The Bank of England’s Monetary Policy Committee voted to hold its key interest rate at 3.75% at its latest meeting, pausing its rate-cutting cycle as officials monitor whether price pressures in the UK are easing quickly enough to justify further reductions.

The decision reflects a familiar tension facing central banks across the developed world: inflation has fallen significantly from its post-pandemic peaks, but has not fully returned to target. In the UK, that target is 2%. When inflation runs above that level, central banks generally resist cutting rates, because lower borrowing costs can pump more spending into the economy and push prices higher.

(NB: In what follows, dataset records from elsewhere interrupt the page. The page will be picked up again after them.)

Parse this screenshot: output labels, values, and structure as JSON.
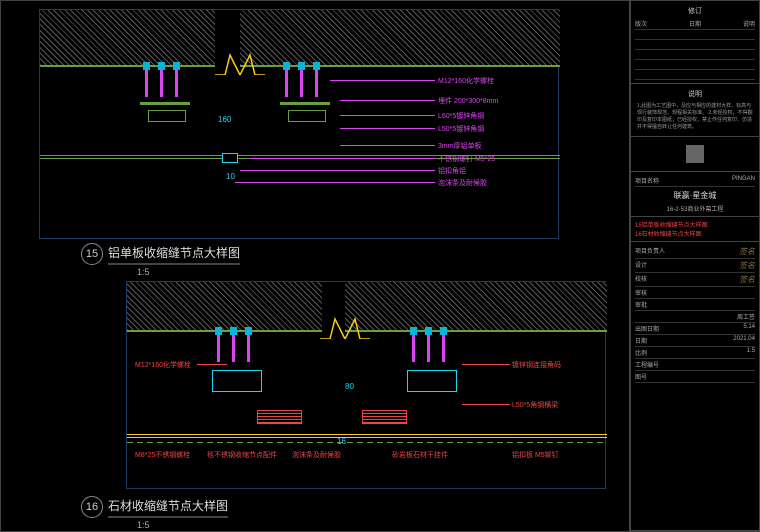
{
  "detail_15": {
    "number": "15",
    "title": "铝单板收缩缝节点大样图",
    "scale": "1:5",
    "dim_h": "160",
    "dim_v": "10",
    "labels": [
      "M12*160化学螺栓",
      "埋件 200*300*8mm",
      "L60*5镀锌角钢",
      "L50*5镀锌角钢",
      "3mm厚铝单板",
      "不锈钢螺钉 M5*25",
      "铝扣角铝",
      "泡沫条及耐候胶"
    ]
  },
  "detail_16": {
    "number": "16",
    "title": "石材收缩缝节点大样图",
    "scale": "1:5",
    "dim_h": "80",
    "dim_v": "16",
    "labels_left": [
      "M12*160化学螺栓",
      "M8*25不锈钢螺栓",
      "毯不锈钢收缩节点配件",
      "泡沫条及耐候胶"
    ],
    "labels_right": [
      "镀锌钢连接角码",
      "L50*5角钢横梁",
      "铝扣板 M5铆钉",
      "砂岩板石材干挂件"
    ]
  },
  "sidebar": {
    "rev_header": "修订",
    "rev_cols": [
      "版次",
      "日期",
      "说明"
    ],
    "note_title": "说明",
    "notes": "1.此图为工艺图中，及应与相应的建材大样、标高与现行装饰规范、规程相关标准。\n2.未经授权，不得翻印及复印本图纸；已经授权，禁止作任何复印、仿造并不得擅自转让任何建筑。",
    "project_label": "项目名称",
    "project_name": "PINGAN",
    "project_title": "联赢·星金城",
    "project_sub": "16-2-53商业外幕工程",
    "drawing_titles": [
      "15铝单板收缩缝节点大样图",
      "16石材收缩缝节点大样图"
    ],
    "rows": [
      {
        "l": "项目负责人",
        "r": ""
      },
      {
        "l": "设计",
        "r": ""
      },
      {
        "l": "校核",
        "r": ""
      },
      {
        "l": "审核",
        "r": ""
      },
      {
        "l": "审批",
        "r": ""
      },
      {
        "l": "",
        "r": "周工签"
      },
      {
        "l": "出图日期",
        "r": "5.14"
      },
      {
        "l": "日期",
        "r": "2021.04"
      },
      {
        "l": "比例",
        "r": "1:5"
      },
      {
        "l": "工程编号",
        "r": ""
      },
      {
        "l": "图号",
        "r": ""
      }
    ]
  }
}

The Bank of England began raising rates aggressively in 2022 and 2023 to fight a sharp surge in consumer prices driven by energy costs, supply-chain disruptions, and strong household demand. Since then, it has moved carefully toward easing — that is, lowering rates — but each step has been measured rather than rapid.

Holding at 3.75% suggests the committee is not yet convinced that inflation is sustainably on its way back to 2%. UK services inflation, which tracks the cost of things like restaurant meals, haircuts, and rent, has proven particularly stubborn and is watched closely by Bank officials as a gauge of underlying price pressure.

For UK households and businesses, borrowing costs on mortgages, loans, and credit cards remain elevated compared to the low-rate era before 2022. A rate hold means no immediate relief on that front. Conversely, savers continue to benefit from relatively high returns on deposits and savings accounts.

Currency and bond markets tend to react to central bank rate decisions, as they affect the relative attractiveness of a country’s assets to global investors. A hold, rather than a cut, generally supports a currency’s value, since higher rates draw more yield-seeking capital.

Markets will now focus on upcoming UK inflation data and any signals from Bank of England officials about the timing of the next potential rate move.